I spent today with my mom and her bestie and the birthday girl, my Tante Karin, antiques shopping our way around downtown Fredericksburg, Virginia. It was lovely weather in a quaint, Jefferson-era setting. We hit up a bunch of different stores that never disappoint in the design inspiration category.
The first item of interest I noticed was this 1925 No No Nanette record album. The colors and fonts are so classic for that period and the illustration is priceless. They were not afraid of soothing negative space. It makes me long for the days of outrageously fine arts-driven music albums. Artists inspired by other artists.
The next pile of design fun was a bowl of these amazing buttons. Some were political, probably 1950s to 60s, and others highlighted the Rose Bowl – I’d assume one button for each of the two teams playing that year. I’ve always loved this style of bold, boxy political buttons. I had a killer “I like Ike” one that is probably somewhere still at my dad’s house. I also had a “we give a damn!” one with an elephant that I’d love to see again.
Found these Columbia Records relics at the same place as the other two items. These are direct relatives of the album art I posted about here, from the late 1940s. Awesome.
This incredible piece of Americana was from a different store. Have I mentioned how much I love kitschy political design work? What’s not to love here? And if you think you’re getting a taste of my political leanings, you might be wrong!
Who doesn’t love a crazy b-list movie poster? In all seriousness, I miss how often our society used to put hand illustrators to work.

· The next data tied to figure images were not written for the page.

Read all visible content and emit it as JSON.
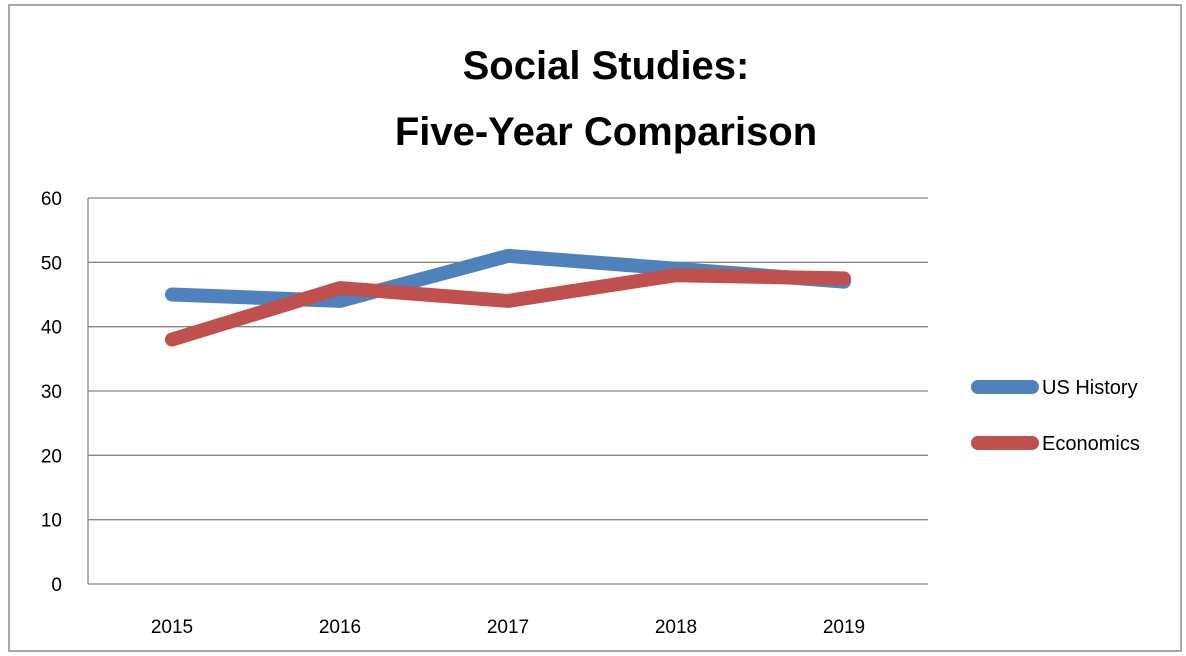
{
  "chart_data": {
    "type": "line",
    "title_lines": [
      "Social Studies:",
      "Five-Year Comparison"
    ],
    "categories": [
      "2015",
      "2016",
      "2017",
      "2018",
      "2019"
    ],
    "series": [
      {
        "name": "US History",
        "values": [
          45,
          44,
          51,
          49,
          47
        ],
        "color": "#4f81bd"
      },
      {
        "name": "Economics",
        "values": [
          38,
          46,
          44,
          48,
          47.5
        ],
        "color": "#c0504d"
      }
    ],
    "ylim": [
      0,
      60
    ],
    "yticks": [
      "0",
      "10",
      "20",
      "30",
      "40",
      "50",
      "60"
    ],
    "xlabel": "",
    "ylabel": "",
    "grid": true,
    "legend_position": "right"
  }
}
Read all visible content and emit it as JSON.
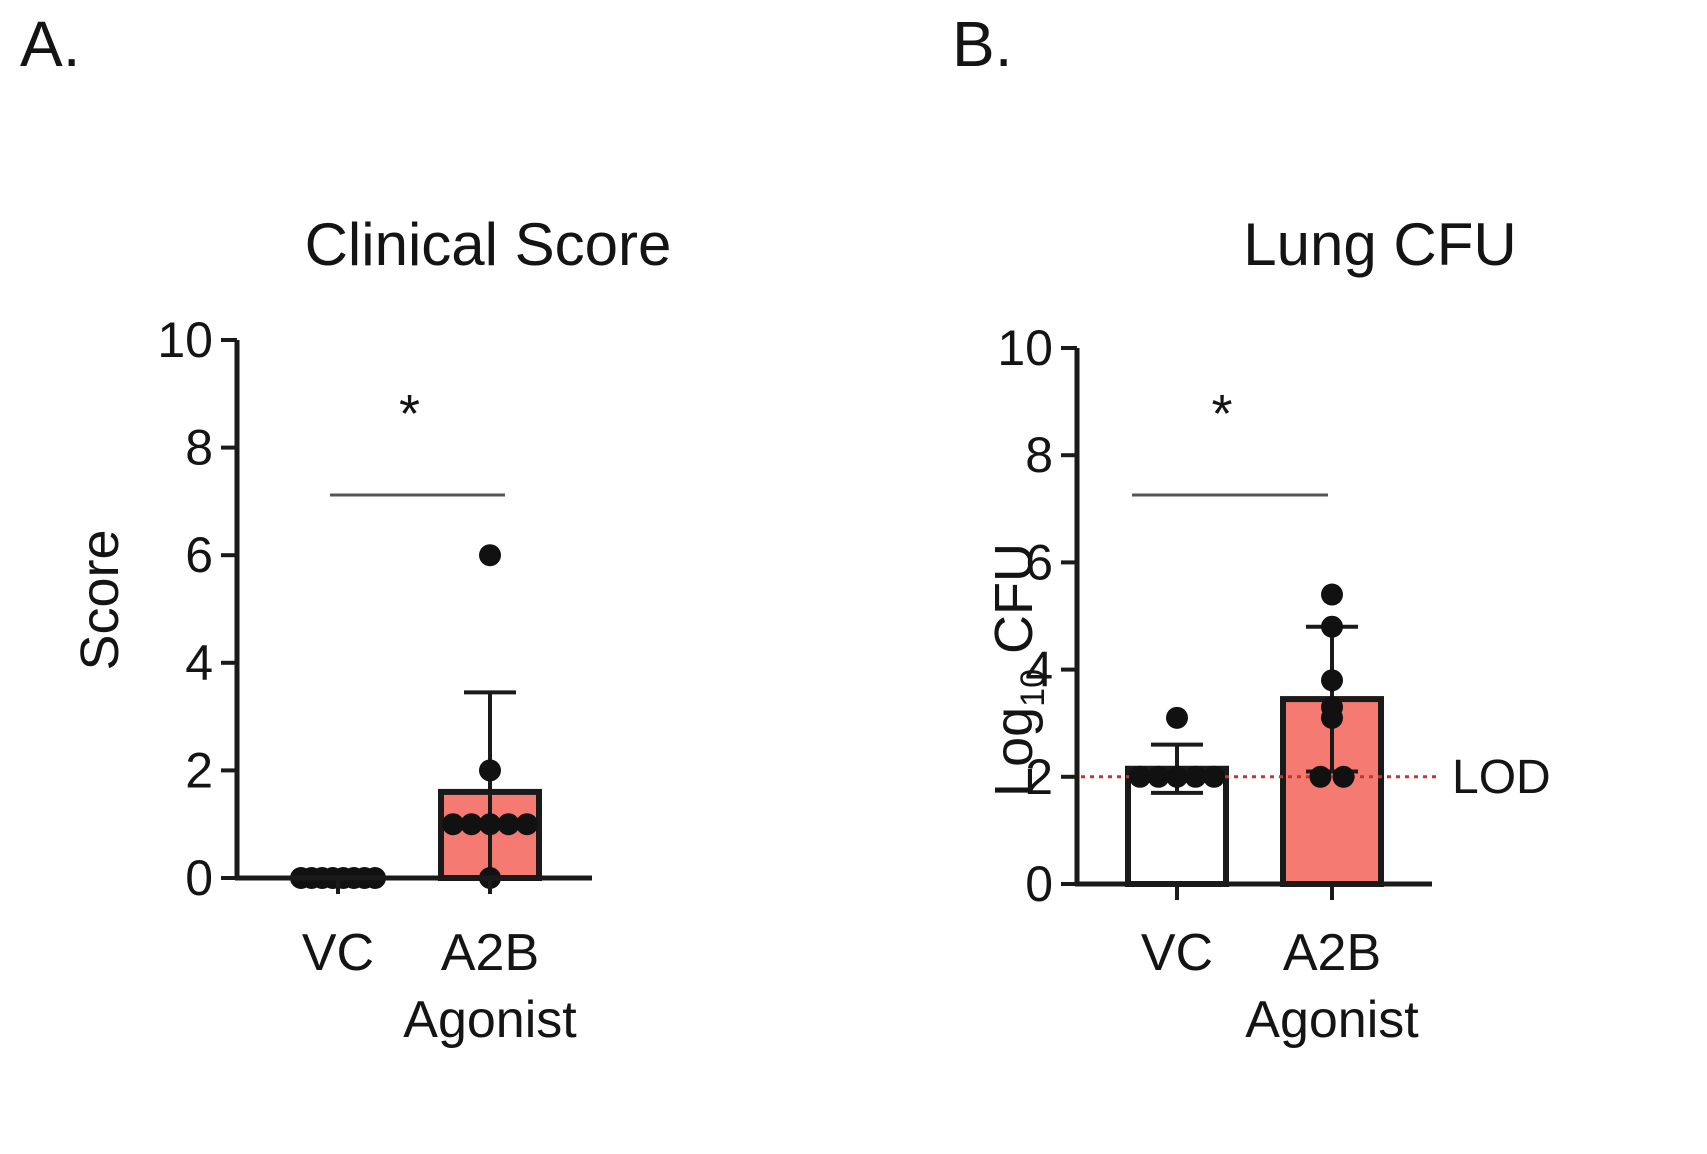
{
  "colors": {
    "a2b_fill": "#f47a72",
    "vc_fill": "#ffffff",
    "axis": "#1a1a1a",
    "lod_line": "#c0392b",
    "bracket": "#555555"
  },
  "chart_data": [
    {
      "panel_label": "A.",
      "type": "bar",
      "title": "Clinical Score",
      "xlabel": "",
      "ylabel": "Score",
      "ylim": [
        0,
        10
      ],
      "yticks": [
        "0",
        "2",
        "4",
        "6",
        "8",
        "10"
      ],
      "categories": [
        {
          "line1": "VC",
          "line2": ""
        },
        {
          "line1": "A2B",
          "line2": "Agonist"
        }
      ],
      "series": [
        {
          "name": "VC",
          "mean": 0,
          "sd": 0,
          "points": [
            0,
            0,
            0,
            0,
            0,
            0,
            0,
            0
          ],
          "fill": "#ffffff"
        },
        {
          "name": "A2B Agonist",
          "mean": 1.6,
          "sd": 1.85,
          "points": [
            6,
            2,
            1,
            1,
            1,
            1,
            1,
            0
          ],
          "fill": "#f47a72"
        }
      ],
      "significance": {
        "text": "*",
        "from": 0,
        "to": 1
      },
      "lod": null
    },
    {
      "panel_label": "B.",
      "type": "bar",
      "title": "Lung CFU",
      "xlabel": "",
      "ylabel_main": "Log",
      "ylabel_sub": "10",
      "ylabel_tail": " CFU",
      "ylim": [
        0,
        10
      ],
      "yticks": [
        "0",
        "2",
        "4",
        "6",
        "8",
        "10"
      ],
      "categories": [
        {
          "line1": "VC",
          "line2": ""
        },
        {
          "line1": "A2B",
          "line2": "Agonist"
        }
      ],
      "series": [
        {
          "name": "VC",
          "mean": 2.15,
          "sd": 0.45,
          "points": [
            3.1,
            2.0,
            2.0,
            2.0,
            2.0,
            2.0
          ],
          "fill": "#ffffff"
        },
        {
          "name": "A2B Agonist",
          "mean": 3.45,
          "sd": 1.35,
          "points": [
            5.4,
            4.8,
            3.8,
            3.3,
            3.1,
            2.0,
            2.0
          ],
          "fill": "#f47a72"
        }
      ],
      "significance": {
        "text": "*",
        "from": 0,
        "to": 1
      },
      "lod": {
        "value": 2,
        "label": "LOD"
      }
    }
  ]
}
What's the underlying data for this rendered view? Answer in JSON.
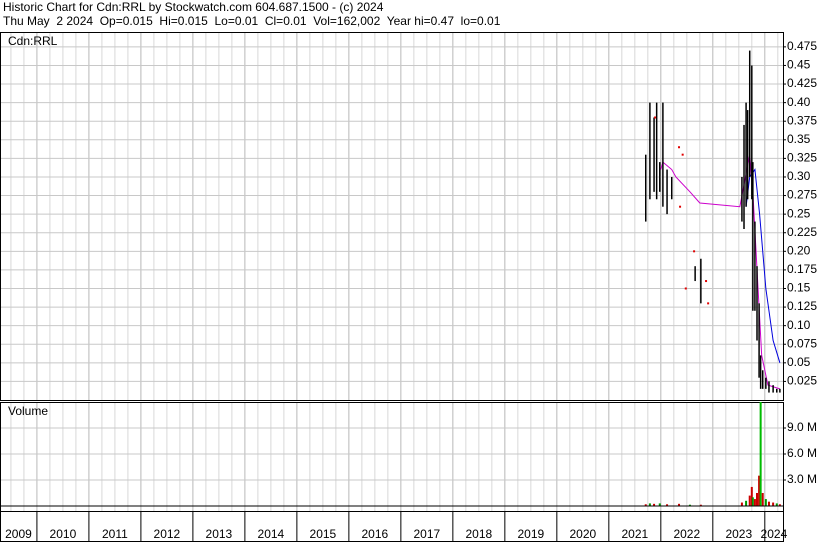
{
  "header": {
    "line1": "Historic Chart for Cdn:RRL by Stockwatch.com 604.687.1500 - (c) 2024",
    "line2": "Thu May  2 2024  Op=0.015  Hi=0.015  Lo=0.01  Cl=0.01  Vol=162,002  Year hi=0.47  lo=0.01"
  },
  "chart_data": [
    {
      "type": "range",
      "title": "Cdn:RRL",
      "xlim": [
        2009.29,
        2024.35
      ],
      "ylim": [
        0,
        0.495
      ],
      "grid": true,
      "yticks": [
        0.025,
        0.05,
        0.075,
        {
          "value": 0.1,
          "label": "0.10"
        },
        0.125,
        0.15,
        0.175,
        {
          "value": 0.2,
          "label": "0.20"
        },
        0.225,
        0.25,
        0.275,
        {
          "value": 0.3,
          "label": "0.30"
        },
        0.325,
        0.35,
        0.375,
        {
          "value": 0.4,
          "label": "0.40"
        },
        0.425,
        0.45,
        0.475
      ],
      "ranges": {
        "color": "#000000",
        "x": [
          2021.71,
          2021.79,
          2021.87,
          2021.92,
          2021.98,
          2022.04,
          2022.12,
          2022.21,
          2022.66,
          2022.77,
          2023.56,
          2023.6,
          2023.64,
          2023.67,
          2023.71,
          2023.75,
          2023.77,
          2023.81,
          2023.85,
          2023.89,
          2023.92,
          2023.96,
          2024.02,
          2024.08,
          2024.16,
          2024.23,
          2024.29
        ],
        "high": [
          0.33,
          0.4,
          0.38,
          0.4,
          0.32,
          0.4,
          0.31,
          0.3,
          0.18,
          0.19,
          0.3,
          0.37,
          0.4,
          0.39,
          0.47,
          0.45,
          0.32,
          0.24,
          0.18,
          0.13,
          0.06,
          0.04,
          0.03,
          0.025,
          0.02,
          0.015,
          0.015
        ],
        "low": [
          0.24,
          0.27,
          0.28,
          0.27,
          0.28,
          0.26,
          0.25,
          0.27,
          0.16,
          0.13,
          0.24,
          0.23,
          0.26,
          0.27,
          0.3,
          0.27,
          0.12,
          0.12,
          0.08,
          0.03,
          0.015,
          0.015,
          0.015,
          0.01,
          0.01,
          0.01,
          0.01
        ]
      },
      "points": {
        "color": "#e00000",
        "x": [
          2021.89,
          2022.35,
          2022.37,
          2022.42,
          2022.48,
          2022.64,
          2022.87,
          2022.91
        ],
        "values": [
          0.38,
          0.34,
          0.26,
          0.33,
          0.15,
          0.2,
          0.16,
          0.13
        ]
      },
      "lines": [
        {
          "color": "#cc00cc",
          "x": [
            2022.0,
            2022.04,
            2022.21,
            2022.29,
            2022.56,
            2022.75,
            2023.52,
            2023.71,
            2023.77,
            2023.87,
            2023.94,
            2024.06,
            2024.29
          ],
          "values": [
            0.31,
            0.32,
            0.31,
            0.3,
            0.28,
            0.265,
            0.26,
            0.33,
            0.28,
            0.15,
            0.06,
            0.02,
            0.015
          ]
        },
        {
          "color": "#0000dd",
          "x": [
            2023.64,
            2023.71,
            2023.81,
            2023.9,
            2024.02,
            2024.16,
            2024.29
          ],
          "values": [
            0.26,
            0.3,
            0.31,
            0.25,
            0.15,
            0.08,
            0.05
          ]
        }
      ]
    },
    {
      "type": "bar",
      "title": "Volume",
      "xlim": [
        2009.29,
        2024.35
      ],
      "ylim": [
        0,
        12000000
      ],
      "grid": true,
      "yticks": [
        {
          "value": 3000000,
          "label": "3.0 M"
        },
        {
          "value": 6000000,
          "label": "6.0 M"
        },
        {
          "value": 9000000,
          "label": "9.0 M"
        }
      ],
      "xticks": [
        2009,
        2010,
        2011,
        2012,
        2013,
        2014,
        2015,
        2016,
        2017,
        2018,
        2019,
        2020,
        2021,
        2022,
        2023,
        2024
      ],
      "x": [
        2021.71,
        2021.79,
        2021.87,
        2021.98,
        2022.12,
        2022.35,
        2022.56,
        2022.77,
        2023.56,
        2023.64,
        2023.71,
        2023.75,
        2023.77,
        2023.81,
        2023.85,
        2023.89,
        2023.92,
        2023.96,
        2024.02,
        2024.08,
        2024.16,
        2024.23,
        2024.29
      ],
      "values": [
        200000,
        300000,
        250000,
        300000,
        200000,
        250000,
        150000,
        150000,
        400000,
        600000,
        1200000,
        2200000,
        1000000,
        800000,
        1500000,
        3500000,
        12000000,
        1500000,
        800000,
        500000,
        400000,
        300000,
        200000
      ],
      "colors": [
        "#cc0000",
        "#009900",
        "#cc0000",
        "#009900",
        "#cc0000",
        "#cc0000",
        "#009900",
        "#cc0000",
        "#cc0000",
        "#009900",
        "#cc0000",
        "#cc0000",
        "#009900",
        "#cc0000",
        "#cc0000",
        "#cc0000",
        "#00bb00",
        "#cc0000",
        "#009900",
        "#cc0000",
        "#cc0000",
        "#009900",
        "#cc0000"
      ]
    }
  ]
}
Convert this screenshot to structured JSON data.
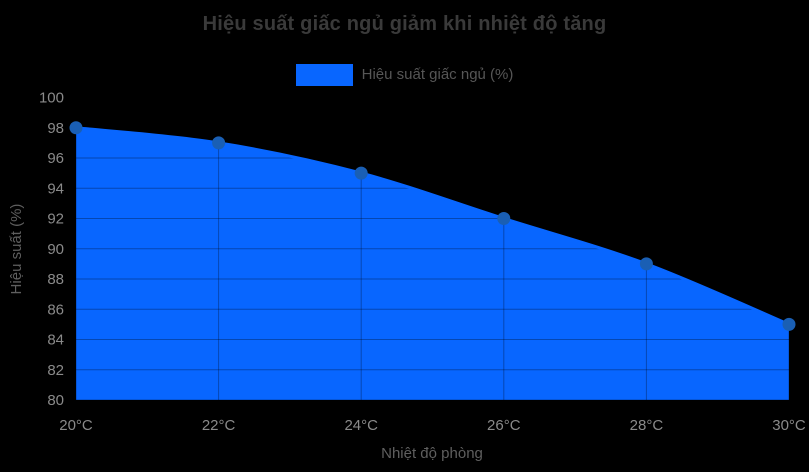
{
  "title": "Hiệu suất giấc ngủ giảm khi nhiệt độ tăng",
  "legend": {
    "label": "Hiệu suất giấc ngủ (%)",
    "swatch_color": "#0866ff"
  },
  "axes": {
    "x": {
      "title": "Nhiệt độ phòng",
      "tick_labels": [
        "20°C",
        "22°C",
        "24°C",
        "26°C",
        "28°C",
        "30°C"
      ]
    },
    "y": {
      "title": "Hiệu suất (%)",
      "min": 80,
      "max": 100,
      "step": 2
    }
  },
  "chart_data": {
    "type": "area",
    "title": "Hiệu suất giấc ngủ giảm khi nhiệt độ tăng",
    "categories": [
      "20°C",
      "22°C",
      "24°C",
      "26°C",
      "28°C",
      "30°C"
    ],
    "x": [
      20,
      22,
      24,
      26,
      28,
      30
    ],
    "series": [
      {
        "name": "Hiệu suất giấc ngủ (%)",
        "values": [
          98,
          97,
          95,
          92,
          89,
          85
        ]
      }
    ],
    "xlabel": "Nhiệt độ phòng",
    "ylabel": "Hiệu suất (%)",
    "ylim": [
      80,
      100
    ],
    "y_tick_step": 2,
    "grid": true,
    "legend_position": "top",
    "line_smoothing": true,
    "colors": {
      "background": "#000000",
      "area_fill": "#0866ff",
      "line": "#0866ff",
      "marker": "#1a5fb4",
      "gridline": "rgba(0,0,0,0.3)",
      "title_text": "#3a3a3a",
      "tick_text": "#8a8a8a",
      "axis_title_text": "#5f5f5f",
      "legend_text": "#565656"
    }
  }
}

I mistakenly took this little cutie as some sort of beer ad or book cover, but turns out it’s the cover of a Gmund paper sample book. These papers are something I’m going to look into, as they are made with malt and hops, and my German heritage and design-nerdiness makes me want to dig deeper. I’ll keep you posted on my findings. Right now I’m going to sit sheepishly and feel silly about my mistake. Adorable package with fantastic typography, either way.
The last item of interest was not found in a store, but spotted on the street. It was a KONY 2012 flyer taped to a building. Do you all have opinions on this campaign? I’m still undecided as to what’s real and what’s not. I watched the video and I read some articles that counter the video, but the information is still pretty foggy for me. There are some holes and I have some lingering thoughts on “doing more harm than good” when it comes to working with semi-(or fully) corrupt foreign governments. What do you think? Is the campaign just a hipster film maker with a personal agenda?